None of us will "get out of here alive" -- not politicians, not CEOs of insurance companies, no one. So why not work as hard as we possibly can to transform the culture of dying in America from one of fear and pain and anxiety and excessive spending of health care dollars, to one of acceptance and understanding? Palliative care is the means to achieve this end, but we're not going to get it unless -- while we're still healthy -- we demand legislation and policies that reflect the needs of an aging population and honor that great mystery that we call Life.

What Can We Do?

• Revive local end-of-life coalitions

• Support public policies that further the conversations about pain and suffering, living and dying, palliative care and hospice.
o http://thehill.com/policy/healthcare/213102-advocates-call-on-lawmakers-to-expand-palliative-care#ixzz38ibjcjlI
o http://www.iom.edu/endoflife

• Meet with our own families and friends co-workers to have conversations about Advance Directives for Healthcare and our wishes for end of life care

• Create communities, as they have done in LaCrosse, Wisconsin, that encourage citizens and health care systems alike, to support honest conversations around end-of-life care.
o http://www.gundersenhealth.org/respecting-choices
o http://theconversationproject.org

Normalize not only the conversation about death, but also the reality that it is simply a part of life, for each and every one of us.

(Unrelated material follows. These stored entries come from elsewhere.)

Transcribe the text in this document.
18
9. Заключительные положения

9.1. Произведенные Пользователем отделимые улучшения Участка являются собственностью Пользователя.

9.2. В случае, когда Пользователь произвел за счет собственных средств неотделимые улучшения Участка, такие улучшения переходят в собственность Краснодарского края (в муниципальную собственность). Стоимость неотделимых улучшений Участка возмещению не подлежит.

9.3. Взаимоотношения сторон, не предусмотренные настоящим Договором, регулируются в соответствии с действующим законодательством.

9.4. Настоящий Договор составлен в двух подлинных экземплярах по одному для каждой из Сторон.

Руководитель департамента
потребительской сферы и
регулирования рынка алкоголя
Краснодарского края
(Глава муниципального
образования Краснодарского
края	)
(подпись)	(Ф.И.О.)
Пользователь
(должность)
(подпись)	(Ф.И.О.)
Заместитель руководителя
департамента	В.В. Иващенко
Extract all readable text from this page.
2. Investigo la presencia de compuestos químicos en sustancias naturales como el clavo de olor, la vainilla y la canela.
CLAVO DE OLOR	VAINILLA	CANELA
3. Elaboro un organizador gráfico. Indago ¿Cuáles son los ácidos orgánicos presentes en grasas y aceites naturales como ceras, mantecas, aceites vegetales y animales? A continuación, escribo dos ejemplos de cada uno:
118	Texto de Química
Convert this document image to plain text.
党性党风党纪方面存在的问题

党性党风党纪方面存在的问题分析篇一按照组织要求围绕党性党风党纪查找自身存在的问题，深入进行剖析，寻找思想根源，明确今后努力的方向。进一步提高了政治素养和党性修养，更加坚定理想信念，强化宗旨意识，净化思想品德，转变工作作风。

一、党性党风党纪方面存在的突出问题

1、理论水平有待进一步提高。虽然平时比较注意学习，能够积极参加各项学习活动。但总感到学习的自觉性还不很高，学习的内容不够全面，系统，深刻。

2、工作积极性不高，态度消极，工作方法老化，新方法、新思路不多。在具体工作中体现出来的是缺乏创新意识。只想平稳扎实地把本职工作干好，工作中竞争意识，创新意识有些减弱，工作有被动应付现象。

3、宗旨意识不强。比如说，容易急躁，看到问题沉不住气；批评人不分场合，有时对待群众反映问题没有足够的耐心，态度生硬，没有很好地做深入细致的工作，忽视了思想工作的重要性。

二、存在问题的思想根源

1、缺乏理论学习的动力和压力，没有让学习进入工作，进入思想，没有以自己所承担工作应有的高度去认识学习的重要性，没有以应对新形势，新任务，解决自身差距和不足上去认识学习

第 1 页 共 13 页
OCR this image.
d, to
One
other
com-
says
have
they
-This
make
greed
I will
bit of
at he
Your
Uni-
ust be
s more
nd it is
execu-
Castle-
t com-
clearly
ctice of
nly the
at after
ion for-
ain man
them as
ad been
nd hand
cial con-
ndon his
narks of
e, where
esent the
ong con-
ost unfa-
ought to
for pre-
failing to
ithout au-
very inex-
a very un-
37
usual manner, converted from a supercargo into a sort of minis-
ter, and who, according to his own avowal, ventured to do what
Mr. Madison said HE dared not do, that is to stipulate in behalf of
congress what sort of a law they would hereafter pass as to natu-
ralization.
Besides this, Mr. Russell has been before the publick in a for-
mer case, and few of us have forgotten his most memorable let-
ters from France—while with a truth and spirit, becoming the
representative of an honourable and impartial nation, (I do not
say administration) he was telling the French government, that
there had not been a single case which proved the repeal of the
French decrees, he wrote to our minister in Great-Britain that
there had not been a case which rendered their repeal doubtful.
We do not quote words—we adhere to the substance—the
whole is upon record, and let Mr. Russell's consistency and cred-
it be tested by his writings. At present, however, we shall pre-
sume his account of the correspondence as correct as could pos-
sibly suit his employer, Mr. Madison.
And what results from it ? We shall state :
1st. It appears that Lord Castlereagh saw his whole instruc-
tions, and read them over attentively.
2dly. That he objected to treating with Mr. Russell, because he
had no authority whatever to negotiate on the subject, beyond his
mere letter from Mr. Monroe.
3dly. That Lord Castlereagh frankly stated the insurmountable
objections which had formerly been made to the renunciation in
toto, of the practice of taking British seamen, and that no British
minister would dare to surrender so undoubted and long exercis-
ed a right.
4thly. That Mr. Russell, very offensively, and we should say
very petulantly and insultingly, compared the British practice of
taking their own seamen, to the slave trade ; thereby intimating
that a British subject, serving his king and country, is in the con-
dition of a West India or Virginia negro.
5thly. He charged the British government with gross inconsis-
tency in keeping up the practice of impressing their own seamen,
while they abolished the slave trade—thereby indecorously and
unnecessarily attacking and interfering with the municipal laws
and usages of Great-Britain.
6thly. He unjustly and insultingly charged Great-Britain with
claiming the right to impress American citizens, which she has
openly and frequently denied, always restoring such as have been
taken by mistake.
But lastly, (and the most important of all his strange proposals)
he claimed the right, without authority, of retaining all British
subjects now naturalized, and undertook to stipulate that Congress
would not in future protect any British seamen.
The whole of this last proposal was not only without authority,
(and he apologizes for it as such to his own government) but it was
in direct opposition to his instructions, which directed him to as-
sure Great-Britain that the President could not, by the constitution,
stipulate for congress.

• Attend your local "death café" meeting -- a new and creative way to have conversations about death and dying
o http://www.deathcafe.com

• Demand an end to the cuts in hospice budgets that are decreasing services at a time of increasing need

• Demand that our social service systems adopt programs to support family caregivers of dying loved ones, who suffer mightily and need much more support than is recognized or provided.

Show up at the bedsides of those you care about who are dying, and offer your presence and support

Finally, we must re-design a health care system where holistic, palliative care of those with serious illness and those who are dying becomes the standard best practice of care, not the exception.